Chesterton can write tender poems, such as “The Song of the Children,” in which the little ones are grieving because

They have taken and slain our Brother,
And hanged Him on a tree.

He can write glorious, colorful poems, in ringing measures, as his “Lepanto,” beginning

White founts falling in the courts of the sun,
And the Soldan of Byzantium is smiling as they run.
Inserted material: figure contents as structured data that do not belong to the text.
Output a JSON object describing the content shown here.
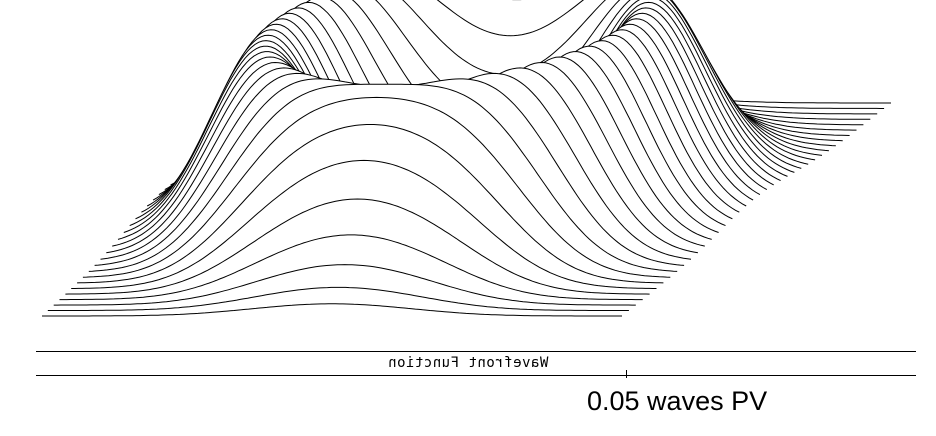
{
  "chart_data": {
    "type": "surface-wireframe",
    "title": "",
    "xlabel": "",
    "ylabel": "",
    "surface": "toroidal (ring-shaped) wavefront",
    "num_profile_lines": 40,
    "caption": "Wavefront Function",
    "caption_mirrored": true,
    "scale_label": "0.05 waves PV",
    "scale_pv_waves": 0.05,
    "grid": false,
    "colors": {
      "line": "#000000",
      "background": "#ffffff"
    }
  }
}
Here is that brief poem, “The Donkey,” which upon its first publication was reprinted the English-speaking world over: the poem in which the despised beast of burden tells of its one glorious hour, when

There was a shout about my ears,
And palms before my feet.

Whether Chesterton writes as a pure poet, as a religious mystic, as a foe of war and injustice, as a champion of freedom, as a literary critic, he always writes effectively; his words go straight home. And in none of his poems is he more effective than in those in which he calls for a rebuilding of the world on the basis of justice and good will and brotherhood. If there were no poems in this new volume except those in which he attacks war and the inhumanity of our so-called civilization, it would still be one of the great books of poetry of this decade. His poem, “The Buried City,” belongs in our new Bible of poetry, out of these times and for these times. Here is the first stanza of this tremendous appeal:

You that go forth upon the buried cities,
Whose witchcraft holds the withered kings together,
Seals up the very air of ancient seasons,
Like secret skies walled up from the world's weather;
You that dig up dead towns—arise and strive:
Strike through the slums and save the towns alive!